Thapsigargin Inhibits the Response to Acetylcholine and Substance P But Does Not Interfere with the Responses to Endothelium-Independent Agents

Abstract

We investigated the influence of the Ca2+-ATPase inhibitor thapsigargin (TG) on the vasorelaxant response to different endothelium-dependent and endothelium-independent relaxing agents in an isolated thoracic aorta preparation of the rabbit, precontracted by norepinephrine (NE). Pretreatment with 100 μM L-arginine methyl ester (L-NAME) an inhibitor of nitric oxide (NO) synthesis, completely prevented acetylcholine (ACh)-induced relaxation; the inactive stereoisomer D-NAME did not modify the effect of ACh.
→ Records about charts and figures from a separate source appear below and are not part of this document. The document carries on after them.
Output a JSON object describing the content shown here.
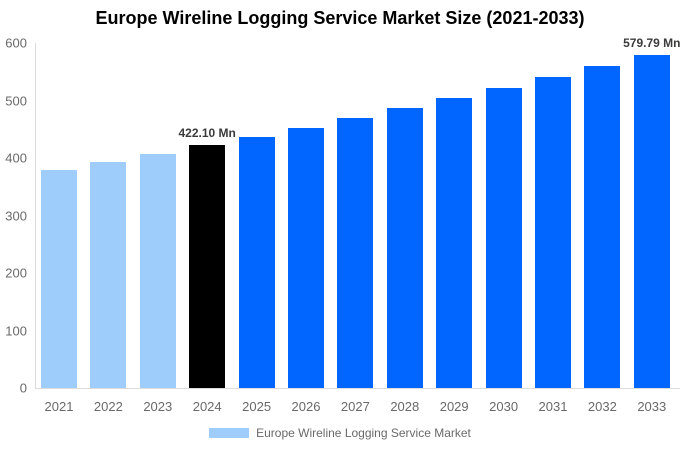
{
  "chart_data": {
    "type": "bar",
    "title": "Europe Wireline Logging Service Market Size (2021-2033)",
    "categories": [
      "2021",
      "2022",
      "2023",
      "2024",
      "2025",
      "2026",
      "2027",
      "2028",
      "2029",
      "2030",
      "2031",
      "2032",
      "2033"
    ],
    "values": [
      379.8,
      393.4,
      407.5,
      422.1,
      437.3,
      453.0,
      469.2,
      486.1,
      503.5,
      521.6,
      540.3,
      559.7,
      579.79
    ],
    "bar_colors": [
      "#9FCDFB",
      "#9FCDFB",
      "#9FCDFB",
      "#000000",
      "#0066FF",
      "#0066FF",
      "#0066FF",
      "#0066FF",
      "#0066FF",
      "#0066FF",
      "#0066FF",
      "#0066FF",
      "#0066FF"
    ],
    "unit": "Mn",
    "ylim": [
      0,
      600
    ],
    "yticks": [
      0,
      100,
      200,
      300,
      400,
      500,
      600
    ],
    "grid": false,
    "annotations": [
      {
        "category": "2024",
        "text": "422.10 Mn"
      },
      {
        "category": "2033",
        "text": "579.79 Mn"
      }
    ],
    "legend": {
      "position": "bottom",
      "swatch_color": "#9FCDFB",
      "label": "Europe Wireline Logging Service Market"
    }
  },
  "colors": {
    "historical_bar": "#9FCDFB",
    "highlight_bar": "#000000",
    "forecast_bar": "#0066FF",
    "axis_line": "#dcdcdc",
    "tick_text": "#696969",
    "annotation_text": "#3b3b3b",
    "background": "#ffffff"
  }
}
The exposure of the preparations to 1 μM TG induced a slowly developing slight increase in the basal tension during 30-min contact. The same concentration of TG also slightly reduced the response to the subsequent administration of NE. The antagonist effect of TG on the ACh response was concentration dependent in the range between 0.1 and 10 μM. A 30-min pretreatment with 1 μM TG appeared to be sufficient to induce a consistent antagonism of the ACh (0.01-10 μM) concentration-relaxant effect curve, since an increase to 60 min did not produce a further significant increment in the degree of the antagonist effect. The concentration-dependent relaxation induced by substance P (SP 0.1-3 nM) was also significantly antagonized by 1 μM TG. The effect of the calcium ionophore A23187 (0.01-1 μM) was reduced by the Ca2+-ATPase inhibitor only at the higher concentrations tested (0.3-1 μM). However, a 30-min contact time with 1 μM TG was completely ineffective in antagonizing the concentration-relaxant response curves to the two nitrovasodilators sodium nitroprusside (SNP 0.1-100 μM) and nitroglycerin (NTG 1-300 nM) and to the cyclic GMP analogue 8-Bromo-cyclic GMP (3-100 μM). The effects of the β-adrenoceptor agonist isoprenaline (ISO 0.1-10 μM) and of the direct adenylate cyclase activator forskolin (FK 0.01-10 μM) were also completely unaffected by 1 μM TG. These results demonstrate that TG affects the response to agents that induce an endothelium-dependent relaxation through receptor-dependent calcium mobilization. However, they do not support the hypothesis that sarcoplasmic pump activity is essential for the development of a vasorelaxant response to endothelium-independent agents.